Política | 20:35

Alarma creciente

El basural de Río Negro expone un escenario crítico y golpea con fuerza a la administración de Walter Cortés

La confirmación de contagios reavivó las críticas por las condiciones laborales y el mantenimiento del predio.

La gestión del intendente Walter Cortés quedó nuevamente en el centro de la polémica tras confirmarse un brote de leptospirosis entre trabajadores del Vertedero Municipal de Bariloche, una situación que expuso el delicado estado sanitario del predio y reavivó las críticas por las condiciones en las que desarrollan sus tareas los empleados. Mientras el Municipio intenta llevar tranquilidad, ya hay dos casos confirmados y otros ocho trabajadores solicitaron repetir los análisis por temor a haber contraído la enfermedad.

El episodio encendió las alarmas dentro del Municipio y volvió a poner en discusión el manejo del basural durante la administración de Walter Cortés.

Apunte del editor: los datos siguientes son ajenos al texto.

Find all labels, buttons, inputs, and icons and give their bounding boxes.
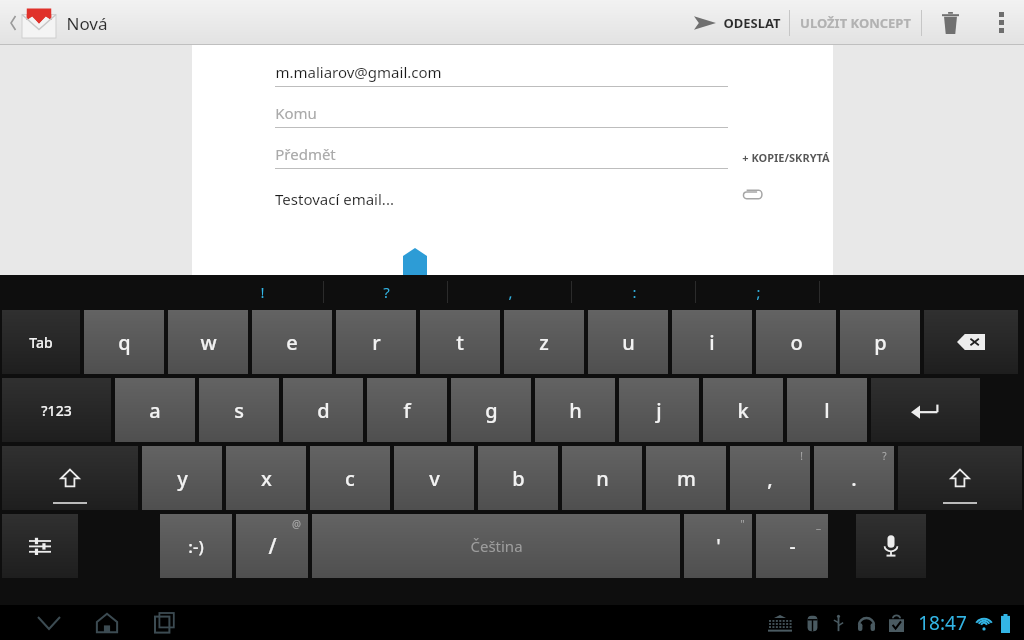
- staticText: Předmět: [275, 144, 336, 164]
- button[interactable]: settings: [2, 514, 78, 578]
- staticText: u: [622, 329, 635, 356]
- button[interactable]: shift: [898, 446, 1022, 510]
- button[interactable]: j: [619, 378, 699, 442]
- button[interactable]: Předmět: [275, 139, 728, 180]
- staticText: ODESLAT: [723, 14, 781, 32]
- button[interactable]: d: [283, 378, 363, 442]
- button[interactable]: w: [168, 310, 248, 374]
- button[interactable]: x: [226, 446, 306, 510]
- staticText: ;: [756, 282, 761, 302]
- button[interactable]: Delete: [922, 0, 978, 45]
- staticText: e: [286, 329, 298, 356]
- button[interactable]: :: [572, 275, 696, 308]
- button[interactable]: ': [684, 514, 752, 578]
- button[interactable]: p: [840, 310, 920, 374]
- button[interactable]: ,: [448, 275, 572, 308]
- button[interactable]: Home: [78, 605, 136, 640]
- staticText: l: [824, 397, 830, 424]
- staticText: m: [677, 465, 696, 492]
- staticText: d: [317, 397, 330, 424]
- button[interactable]: c: [310, 446, 390, 510]
- staticText: Tab: [29, 333, 53, 352]
- button[interactable]: a: [115, 378, 195, 442]
- button[interactable]: .: [814, 446, 894, 510]
- button[interactable]: Tab: [2, 310, 80, 374]
- button[interactable]: !: [200, 275, 324, 308]
- button[interactable]: Nová: [4, 8, 112, 38]
- button[interactable]: e: [252, 310, 332, 374]
- button[interactable]: i: [672, 310, 752, 374]
- button[interactable]: m: [646, 446, 726, 510]
- button[interactable]: Attach file: [742, 188, 763, 201]
- staticText: ULOŽIT KONCEPT: [800, 14, 911, 32]
- staticText: ,: [508, 282, 513, 302]
- button[interactable]: Komu: [275, 98, 728, 139]
- button[interactable]: Testovací email...: [275, 189, 394, 209]
- button[interactable]: ?123: [2, 378, 111, 442]
- button[interactable]: enter: [871, 378, 980, 442]
- button[interactable]: r: [336, 310, 416, 374]
- staticText: /: [268, 532, 277, 561]
- button[interactable]: z: [504, 310, 584, 374]
- button[interactable]: ULOŽIT KONCEPT: [790, 0, 921, 45]
- staticText: y: [177, 465, 188, 492]
- staticText: f: [403, 397, 411, 424]
- button[interactable]: Čeština: [312, 514, 680, 578]
- staticText: ': [716, 533, 721, 559]
- button[interactable]: ;: [696, 275, 820, 308]
- button[interactable]: t: [420, 310, 500, 374]
- staticText: .: [851, 465, 857, 492]
- button[interactable]: u: [588, 310, 668, 374]
- button[interactable]: ,: [730, 446, 810, 510]
- button[interactable]: shift: [2, 446, 138, 510]
- button[interactable]: -: [756, 514, 828, 578]
- staticText: t: [456, 329, 464, 356]
- staticText: !: [260, 282, 265, 302]
- button[interactable]: o: [756, 310, 836, 374]
- staticText: x: [261, 465, 272, 492]
- staticText: s: [234, 397, 244, 424]
- button[interactable]: mic: [856, 514, 926, 578]
- staticText: h: [569, 397, 582, 424]
- staticText: i: [709, 329, 715, 356]
- button[interactable]: q: [84, 310, 164, 374]
- staticText: r: [372, 329, 381, 356]
- button[interactable]: f: [367, 378, 447, 442]
- button[interactable]: k: [703, 378, 783, 442]
- staticText: !: [800, 449, 803, 463]
- staticText: ?123: [41, 401, 72, 420]
- button[interactable]: v: [394, 446, 474, 510]
- button[interactable]: m.maliarov@gmail.com: [275, 57, 728, 98]
- button[interactable]: b: [478, 446, 558, 510]
- staticText: b: [512, 465, 525, 492]
- button[interactable]: s: [199, 378, 279, 442]
- staticText: k: [737, 397, 749, 424]
- button[interactable]: h: [535, 378, 615, 442]
- staticText: _: [816, 517, 821, 531]
- button[interactable]: n: [562, 446, 642, 510]
- button[interactable]: y: [142, 446, 222, 510]
- button[interactable]: l: [787, 378, 867, 442]
- button[interactable]: :-): [160, 514, 232, 578]
- staticText: v: [429, 465, 440, 492]
- button[interactable]: + KOPIE/SKRYTÁ: [742, 150, 830, 165]
- staticText: Čeština: [470, 536, 523, 556]
- button[interactable]: Recent apps: [136, 605, 194, 640]
- button[interactable]: More options: [978, 0, 1024, 45]
- staticText: g: [485, 397, 498, 424]
- button[interactable]: backspace: [924, 310, 1018, 374]
- staticText: c: [345, 465, 355, 492]
- button[interactable]: ?: [324, 275, 448, 308]
- staticText: q: [118, 329, 131, 356]
- staticText: @: [292, 517, 301, 531]
- staticText: ?: [882, 449, 887, 463]
- staticText: o: [790, 329, 803, 356]
- button[interactable]: Back: [20, 605, 78, 640]
- staticText: ,: [767, 465, 773, 492]
- staticText: m.maliarov@gmail.com: [275, 62, 442, 82]
- staticText: + KOPIE/SKRYTÁ: [742, 150, 830, 165]
- button[interactable]: /: [236, 514, 308, 578]
- button[interactable]: ODESLAT: [686, 0, 789, 45]
- button[interactable]: g: [451, 378, 531, 442]
- staticText: -: [789, 533, 796, 559]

La aparición de casos positivos de una enfermedad asociada a la presencia de roedores y ambientes contaminados abrió interrogantes sobre los controles sanitarios, el mantenimiento del predio y las medidas de prevención implementadas por la comuna.

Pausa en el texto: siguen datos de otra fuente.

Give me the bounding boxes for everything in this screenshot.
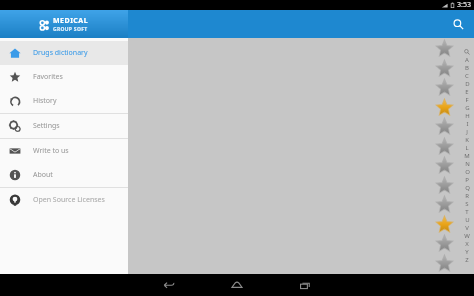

Según trascendió, los dos trabajadores afectados fueron detectados a partir de controles realizados por la ART y el área de Recursos Humanos. Ambos se encuentran asintomáticos, con tratamiento antibiótico y licencia médica. Sin embargo, la preocupación creció rápidamente entre el resto del personal, al punto que otros ocho empleados solicitaron nuevos estudios para descartar posibles contagios por la exposición permanente al ambiente del vertedero.

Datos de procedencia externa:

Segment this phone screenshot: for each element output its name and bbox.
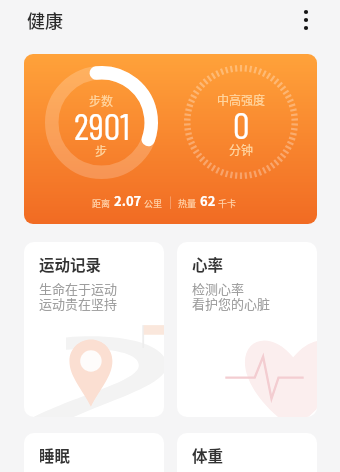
button[interactable]: 步数 xyxy=(24,54,317,224)
staticText: | xyxy=(169,193,172,209)
staticText: 62 xyxy=(200,191,216,210)
button[interactable]: 睡眠 xyxy=(24,433,164,472)
staticText: 体重 xyxy=(192,444,224,466)
button[interactable]: 心率 xyxy=(177,242,317,417)
staticText: 千卡 xyxy=(218,197,237,210)
staticText: 2.07 xyxy=(114,191,142,210)
button[interactable]: More options xyxy=(292,6,320,34)
staticText: 公里 xyxy=(144,197,163,210)
button[interactable]: 运动记录 xyxy=(24,242,164,417)
staticText: 生命在于运动 xyxy=(39,279,118,298)
staticText: 中高强度 xyxy=(217,91,266,108)
staticText: 心率 xyxy=(192,253,224,275)
staticText: 0 xyxy=(233,102,250,146)
staticText: 热量 xyxy=(178,197,197,210)
staticText: 检测心率 xyxy=(192,279,245,298)
staticText: 分钟 xyxy=(229,141,254,158)
staticText: 看护您的心脏 xyxy=(192,294,271,313)
staticText: 步 xyxy=(95,142,108,159)
staticText: 运动记录 xyxy=(39,253,102,275)
staticText: 2901 xyxy=(74,103,130,147)
staticText: 健康 xyxy=(27,7,63,33)
staticText: 距离 xyxy=(92,197,111,210)
staticText: 睡眠 xyxy=(39,444,71,466)
staticText: 步数 xyxy=(89,92,114,109)
staticText: 运动贵在坚持 xyxy=(39,294,118,313)
button[interactable]: 体重 xyxy=(177,433,317,472)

La leptospirosis es una enfermedad bacteriana que se transmite principalmente por el contacto con la orina de roedores presentes en ambientes contaminados. Si bien las autoridades sanitarias aclararon que no existe transmisión entre personas, la aparición de casos dentro del basural volvió a exponer las deficientes condiciones ambientales del lugar y el riesgo al que estuvieron expuestos durante años quienes desarrollan tareas allí.

Desde el Sindicato de Obreros y Empleados Municipales (SOYEM) manifestaron su preocupación por la situación y aseguraron que acompañan a los trabajadores afectados mientras exigen una investigación para determinar responsabilidades. Además, reclamaron garantías sobre las condiciones laborales y sanitarias, al tiempo que cuestionaron las decisiones adoptadas por el Ejecutivo municipal respecto del futuro del servicio.

Como si el escenario sanitario no fuera suficiente, la crisis coincidió con la decisión del gobierno de Walter Cortés de avanzar en la tercerización de buena parte de las tareas del Vertedero Municipal mediante la contratación de la empresa Rowing, junto con la reubicación de 27 empleados municipales en otras dependencias. La medida fue interpretada por sectores gremiales como un intento de descomprimir el conflicto en medio del escándalo sanitario.

Aunque desde el Municipio sostienen que el traslado del personal responde a una política preventiva y que no habrá pérdida de categoría para los trabajadores, las dudas continúan creciendo. La coincidencia entre la confirmación de los casos de leptospirosis y la reorganización del servicio alimentó sospechas sobre el verdadero estado del basural y acerca de si la administración actuó recién cuando la situación ya era inocultable.

El brote vuelve a instalar un fuerte interrogante sobre la gestión de Walter Cortés al frente del Municipio. La aparición de una enfermedad vinculada a las condiciones ambientales del vertedero no solo representa un problema sanitario, sino también un duro golpe político para una administración que ahora deberá explicar cómo el principal basural de la ciudad llegó a convertirse en un foco de preocupación para quienes trabajan allí todos los días.